If there’s another reason that miners want to mine a transaction that is not currently relayed, then they need to participate in the development process and get it added to core. There are good reasons some txs are not relayed, and giving miners an end-run around peer-reviewing their tx idea I think is not a good idea, and we shouldn’t encourage that behavior by working around it.
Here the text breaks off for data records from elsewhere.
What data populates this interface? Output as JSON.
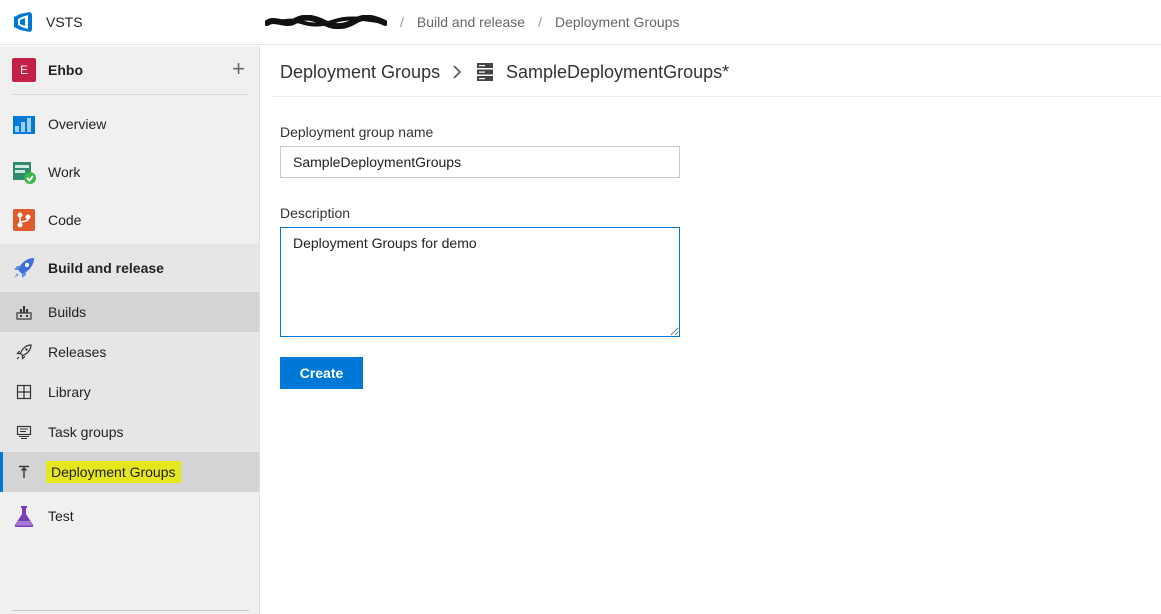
{
  "app": {
    "name": "VSTS"
  },
  "topbar": {
    "breadcrumb": [
      {
        "label": "Build and release"
      },
      {
        "label": "Deployment Groups"
      }
    ],
    "separator": "/"
  },
  "sidebar": {
    "project": {
      "initial": "E",
      "name": "Ehbo",
      "add_label": "+"
    },
    "items": [
      {
        "label": "Overview",
        "icon": "overview-icon"
      },
      {
        "label": "Work",
        "icon": "work-icon"
      },
      {
        "label": "Code",
        "icon": "code-icon"
      },
      {
        "label": "Build and release",
        "icon": "rocket-icon"
      },
      {
        "label": "Builds",
        "icon": "builds-icon"
      },
      {
        "label": "Releases",
        "icon": "releases-icon"
      },
      {
        "label": "Library",
        "icon": "library-icon"
      },
      {
        "label": "Task groups",
        "icon": "task-groups-icon"
      },
      {
        "label": "Deployment Groups",
        "icon": "deployment-groups-icon"
      },
      {
        "label": "Test",
        "icon": "test-flask-icon"
      }
    ]
  },
  "main": {
    "header": {
      "parent_link": "Deployment Groups",
      "title": "SampleDeploymentGroups*"
    },
    "form": {
      "name_label": "Deployment group name",
      "name_value": "SampleDeploymentGroups",
      "description_label": "Description",
      "description_value": "Deployment Groups for demo",
      "create_label": "Create"
    }
  },
  "colors": {
    "accent": "#0078d7",
    "avatar": "#c4204a",
    "highlight": "#e6e61e"
  }
}
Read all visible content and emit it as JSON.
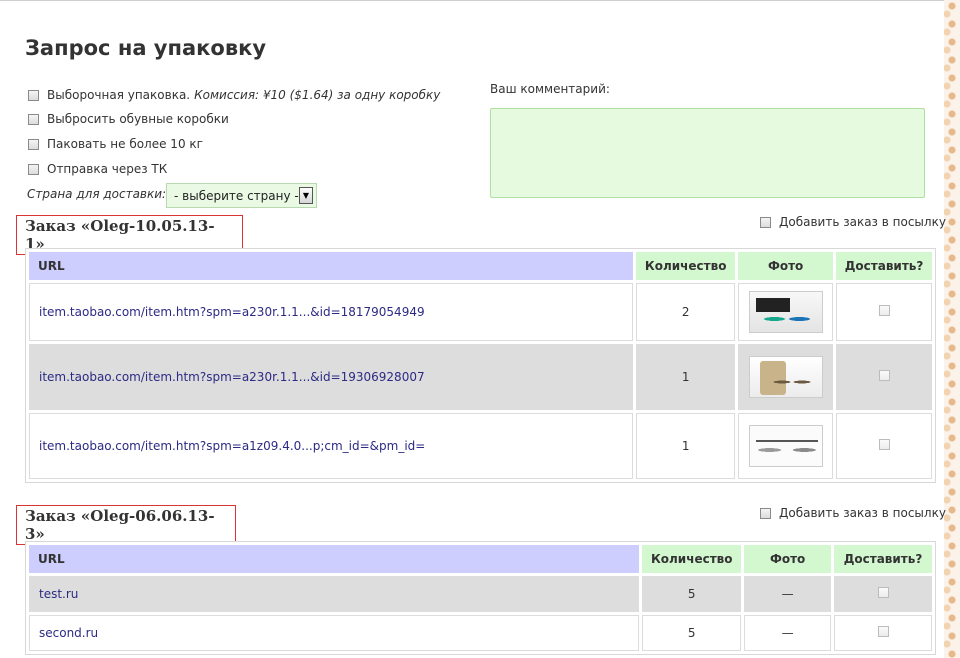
{
  "page": {
    "title": "Запрос на упаковку"
  },
  "options": [
    {
      "label": "Выборочная упаковка.",
      "note": "Комиссия: ¥10 ($1.64) за одну коробку"
    },
    {
      "label": "Выбросить обувные коробки"
    },
    {
      "label": "Паковать не более 10 кг"
    },
    {
      "label": "Отправка через ТК"
    }
  ],
  "country": {
    "label": "Страна для доставки:",
    "selected": "- выберите страну -"
  },
  "comment": {
    "label": "Ваш комментарий:",
    "value": ""
  },
  "columns": {
    "url": "URL",
    "qty": "Количество",
    "photo": "Фото",
    "deliver": "Доставить?"
  },
  "add_to_parcel_label": "Добавить заказ в посылку",
  "orders": [
    {
      "title": "Заказ «Oleg-10.05.13-1»",
      "rows": [
        {
          "url": "item.taobao.com/item.htm?spm=a230r.1.1...&id=18179054949",
          "qty": "2",
          "photo": "sunglasses-photo"
        },
        {
          "url": "item.taobao.com/item.htm?spm=a230r.1.1...&id=19306928007",
          "qty": "1",
          "photo": "sunglasses-photo"
        },
        {
          "url": "item.taobao.com/item.htm?spm=a1z09.4.0...p;cm_id=&pm_id=",
          "qty": "1",
          "photo": "sunglasses-photo"
        }
      ]
    },
    {
      "title": "Заказ «Oleg-06.06.13-3»",
      "rows": [
        {
          "url": "test.ru",
          "qty": "5",
          "photo": "—"
        },
        {
          "url": "second.ru",
          "qty": "5",
          "photo": "—"
        }
      ]
    }
  ],
  "colors": {
    "url_header": "#cdcdfe",
    "header": "#d3f7cf",
    "input_bg": "#e6fae0",
    "order_border": "#dd3333",
    "link": "#2c2a84"
  }
}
There is potentially a good reason to do PoW proofs on txs anyway: a lot of the relay policies have to do with DDoS protection. If a miner wants to mine a zero fee or dust transaction, putting a PoW on it is a good way to make relay of that transaction safe and not a DDoS risk. But I think there are other ways to do this that are lighter-weight than sending around entire blocks. In such a case, the low fee is going to discourage other miners from sniping it and the miner can still be paid OOB while advertising the tx ahead of time for fast block relay. But even this idea may have problems: adversarial miners could then snipe these low-fee/dust txs in order to deprive their competitor of revenue. (But I can see a way around that in that the miner still gets paid OOB regardless of who mines it) There’s a lot more game theory around this than at first glance…
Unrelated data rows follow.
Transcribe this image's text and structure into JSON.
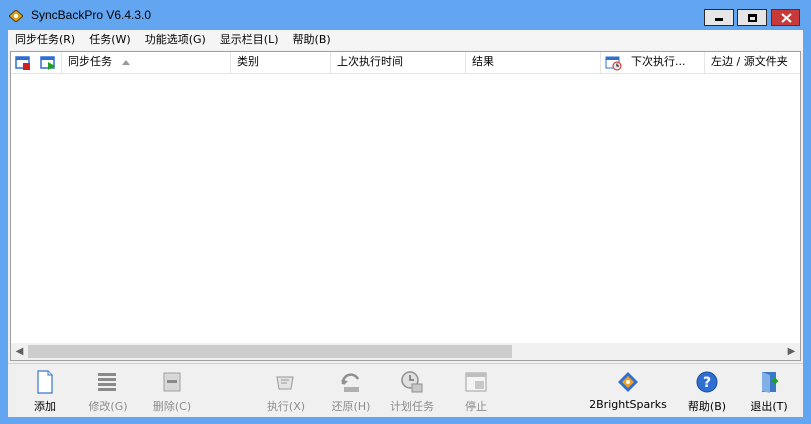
{
  "window": {
    "title": "SyncBackPro V6.4.3.0",
    "controls": {
      "minimize": "minimize",
      "maximize": "maximize",
      "close": "close"
    }
  },
  "menu": [
    {
      "label": "同步任务(R)"
    },
    {
      "label": "任务(W)"
    },
    {
      "label": "功能选项(G)"
    },
    {
      "label": "显示栏目(L)"
    },
    {
      "label": "帮助(B)"
    }
  ],
  "list": {
    "columns": [
      {
        "label": "同步任务",
        "sorted": "ascending"
      },
      {
        "label": "类别"
      },
      {
        "label": "上次执行时间"
      },
      {
        "label": "结果"
      },
      {
        "label": "下次执行..."
      },
      {
        "label": "左边 / 源文件夹"
      }
    ],
    "rows": []
  },
  "toolbar": {
    "add": "添加",
    "modify": "修改(G)",
    "delete": "删除(C)",
    "run": "执行(X)",
    "restore": "还原(H)",
    "schedule": "计划任务",
    "stop": "停止",
    "brand": "2BrightSparks",
    "help": "帮助(B)",
    "exit": "退出(T)"
  },
  "colors": {
    "frame": "#62a5f0",
    "close_button": "#c83a3a",
    "accent_blue": "#2f6fd0"
  }
}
Consider for instance a modification of INV that is a PoW proof: weak block header (referencing a known recent parent block) plus Merkle proof that this tx was included. This way just the TX plus some metadata could be propagated in INV instead of entire weak blocks. (Sending around a blob of 2000 txs in a weak block is a very heavy-handed way to get one missing tx, INV is far more efficient if their goal is something other than withholding – can you think of other non-withholding use cases?) I think e.g. Mara mining an entire graffiti block are going to be the exception rather than the rule long term, though in that specific case compact blocks would be more efficient.
One other point: if part of the motivation is just not having a tx for latency/packet loss/bandwidth reasons, adding another message worsens that problem. And a compact block is a very heavyweight message compared to INV, despite the round trip.
Finally, I’m happy to see people thinking about this. Weak blocks are mining shares and are fundamental to all mining pools, whether decentralized or not.